It needs more than that, John. It also needs not assuming what suits you, suits all.
It needs huge numbers of reliable public charging-points wherever you are in the country (including the empty wilderness of the Scottish Highlands, and the distant, populous, deprived areas like Cornwall). They can and do break down!
And enough of them to lessen the huge increases already being reported in journey times, due to the queues.
It needs standard connection systems, no more than two (I believe some cars use d.c and some a.c. connectors but I may be wrong); on all chargers, to suit all makes and models of car.
It needs the option of direct card-payment methods, with the price by kW/h displayed, as on many liquid-fuel pumps; on all chargers. Not having to use a portable telephone that always and already carries the risk of no coverage where and when you need it most. Not to mention adding to the cost of re-charging, the call and agency fees.
It needs sufficient constant electricity supply to many thousands of high-power chargers both public and private, on top of the intended, vastly increased domestic electricity consumption.
It needs the Government, car makers and charger makers to comprehend that a huge number of motorists now and in future will never be able to charge their vehicles at home!
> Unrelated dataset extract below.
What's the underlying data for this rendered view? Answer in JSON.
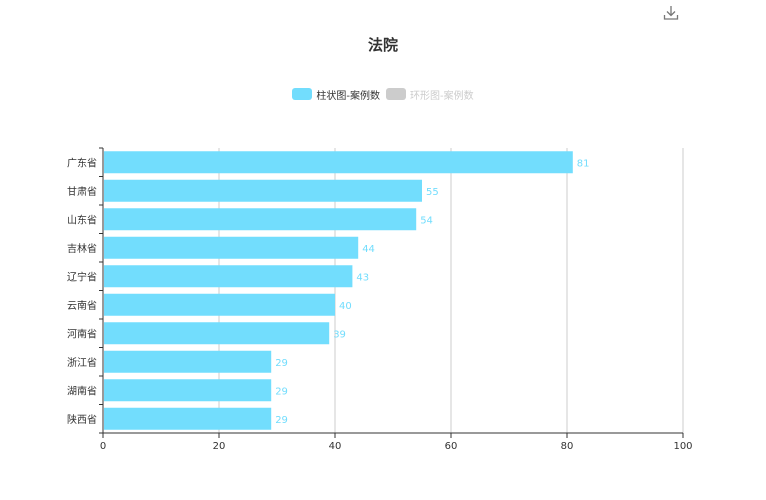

These people don't comprehend it now because they can all afford brand-new cars and leafy-suburban homes with big drives.
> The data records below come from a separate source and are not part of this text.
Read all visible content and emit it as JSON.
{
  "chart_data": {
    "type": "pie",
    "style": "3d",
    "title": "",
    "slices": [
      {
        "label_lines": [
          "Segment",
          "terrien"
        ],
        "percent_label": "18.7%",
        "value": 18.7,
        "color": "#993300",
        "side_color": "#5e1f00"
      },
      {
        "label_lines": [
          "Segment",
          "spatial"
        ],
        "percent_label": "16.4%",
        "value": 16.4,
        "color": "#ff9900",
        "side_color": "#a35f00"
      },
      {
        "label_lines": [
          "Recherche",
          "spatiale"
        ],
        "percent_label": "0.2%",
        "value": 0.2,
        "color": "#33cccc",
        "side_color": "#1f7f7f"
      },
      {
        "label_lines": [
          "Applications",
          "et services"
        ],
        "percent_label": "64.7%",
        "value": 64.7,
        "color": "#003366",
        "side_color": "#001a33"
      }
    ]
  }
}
Finally it also needs the notion that because many motorists only ever drive short distances then all do, be seen for what it is – a meaningless assumption based on a shallow statistic.
.
A battery-car is out of the question for me. I cannot afford one, I cannot charge it at home.
I cannot see a 250-mile range going far in the Scottish Highlands in bad Winter weather, (a road atlas shows the size and emptiness of that country) though such a range might only apply to a car likely to be useless in such conditions anyway. I doubt any battery-equivalent of the real Land-Rovers and Range Rovers that could give you some chance of reaching Glasgow from Thurso in Winter, would have anywhere near that range. Even with the heater off.
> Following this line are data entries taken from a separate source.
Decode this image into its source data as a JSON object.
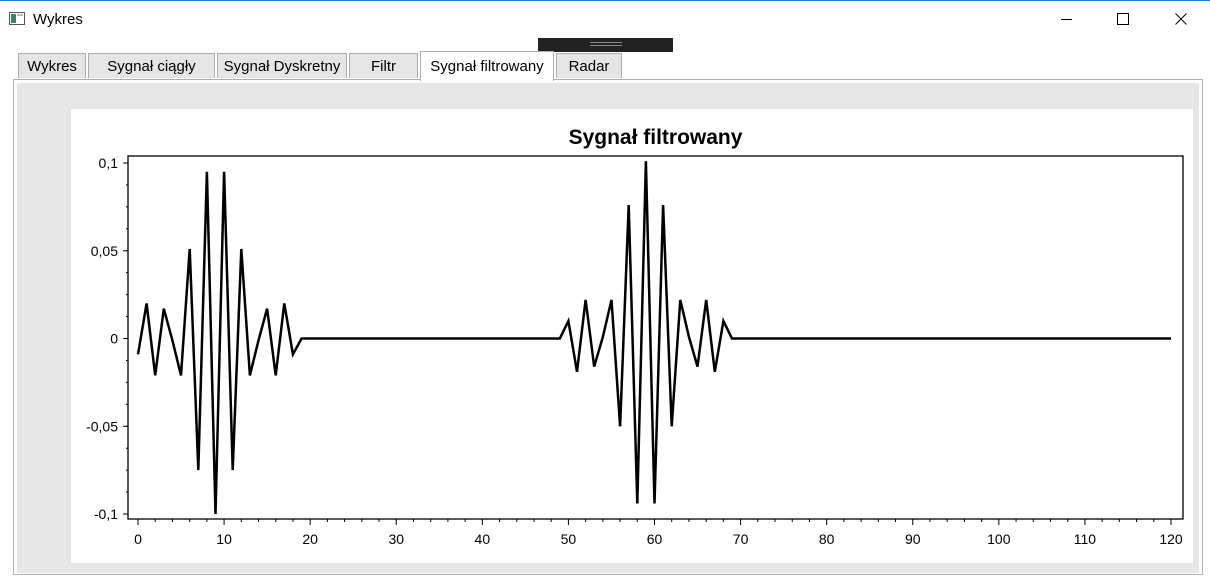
{
  "window": {
    "title": "Wykres",
    "controls": {
      "minimize_icon": "minimize-icon",
      "maximize_icon": "maximize-icon",
      "close_icon": "close-icon"
    }
  },
  "tabs": [
    {
      "label": "Wykres",
      "active": false
    },
    {
      "label": "Sygnał ciągły",
      "active": false
    },
    {
      "label": "Sygnał Dyskretny",
      "active": false
    },
    {
      "label": "Filtr",
      "active": false
    },
    {
      "label": "Sygnał filtrowany",
      "active": true
    },
    {
      "label": "Radar",
      "active": false
    }
  ],
  "chart_data": {
    "type": "line",
    "title": "Sygnał filtrowany",
    "xlabel": "",
    "ylabel": "",
    "xlim": [
      0,
      120
    ],
    "ylim": [
      -0.1,
      0.1
    ],
    "x_ticks": [
      0,
      10,
      20,
      30,
      40,
      50,
      60,
      70,
      80,
      90,
      100,
      110,
      120
    ],
    "y_ticks": [
      0.1,
      0.05,
      0,
      -0.05,
      -0.1
    ],
    "y_tick_labels": [
      "0,1",
      "0,05",
      "0",
      "-0,05",
      "-0,1"
    ],
    "grid": false,
    "line_color": "#000000",
    "series": [
      {
        "x": [
          0,
          1,
          2,
          3,
          4,
          5,
          6,
          7,
          8,
          9,
          10,
          11,
          12,
          13,
          14,
          15,
          16,
          17,
          18,
          19,
          20,
          49,
          50,
          51,
          52,
          53,
          54,
          55,
          56,
          57,
          58,
          59,
          60,
          61,
          62,
          63,
          64,
          65,
          66,
          67,
          68,
          69,
          120
        ],
        "y": [
          -0.009,
          0.02,
          -0.021,
          0.017,
          -0.001,
          -0.021,
          0.051,
          -0.075,
          0.095,
          -0.1,
          0.095,
          -0.075,
          0.051,
          -0.021,
          -0.001,
          0.017,
          -0.021,
          0.02,
          -0.009,
          0,
          0,
          0,
          0.01,
          -0.019,
          0.022,
          -0.016,
          0.001,
          0.022,
          -0.05,
          0.076,
          -0.094,
          0.101,
          -0.094,
          0.076,
          -0.05,
          0.022,
          0.001,
          -0.016,
          0.022,
          -0.019,
          0.01,
          0,
          0
        ]
      }
    ]
  }
}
For me 250-mile theoretical range would barely reach half-way to my relatives near Glasgow – from the Southern England sub-tropics where, we are blithely told by the Greens, we can all install umpteen-kW chargers in the garages all our homes have.
Anyway I'd need allow 20, not 10, hours to anticipate long-time queues for possibly very few readily-accessible, compatible and working chargers between Bristol (80 miles from home), Birmingham (180), Preston (260)…..
'
The recovery-companies are going to do well with diesel-powered portable chargers!